I think these all can be summarized as: it would be unclear and ambiguous.

When to use a static method?

It becomes easier to decide if we know what can go wrong when we try to solve all our problems with constructors. Static methods that return an object instance can be useful when:

  • The initialization code does significantly more work than just simple assignment and/or validation and the performance penalty is worth to be emphasized with a name.
  • The intent is different than simply initializing a class so it needs to be conveyed to the programmer with a method name.
  • There may be multiple methods with the same set of parameters and they need to be differentiated. We wouldn’t have that problem though if we had used a language that supported argument labels like Swift, or arbitrary names for constructors like Object Pascal.

There is one more case when using a static method over a constructor might be preferable. Take Tuple for instance. You can initialize a Tuple with this code:

var tuple = Tuple.Create(1, 2, 3);

Why isn’t it just a constructor? Because C# does not support generic type-inference on constructors. A static method allows you to omit type specifier, unlikenew Tuple<int>(1, 2, 3) and let the compiler work its magic. You might opt for static methods for such cases.

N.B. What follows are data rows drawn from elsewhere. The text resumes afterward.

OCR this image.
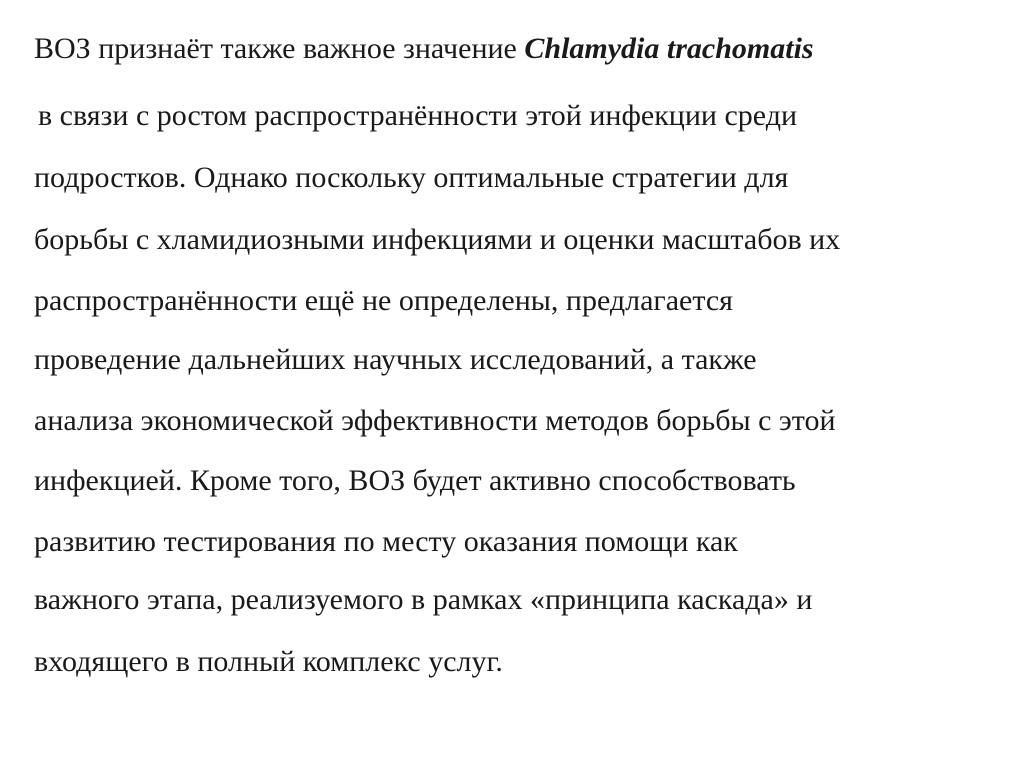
ВОЗ признаёт также важное значение Chlamydia trachomatis
в связи с ростом распространённости этой инфекции среди
подростков. Однако поскольку оптимальные стратегии для
борьбы с хламидиозными инфекциями и оценки масштабов их
распространённости ещё не определены, предлагается
проведение дальнейших научных исследований, а также
анализа экономической эффективности методов борьбы с этой
инфекцией. Кроме того, ВОЗ будет активно способствовать
развитию тестирования по месту оказания помощи как
важного этапа, реализуемого в рамках «принципа каскада» и
входящего в полный комплекс услуг.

There might be other cases that I might have missed, but the basic distinction of “simple initialization of object fields” versus “complex and time-taking logic” can be a good starting point when deciding.

On a final note, it’s usually a good idea to think about why you’re doing things in a certain way. That might even expose redundant or problematic traditions in the culture of software development. We are so involved with our daily work sometimes that we blindly waste hours performing completely unhelpful tasks, like over-commenting our code. Let this be a reminder to you to do a reality check once in a while.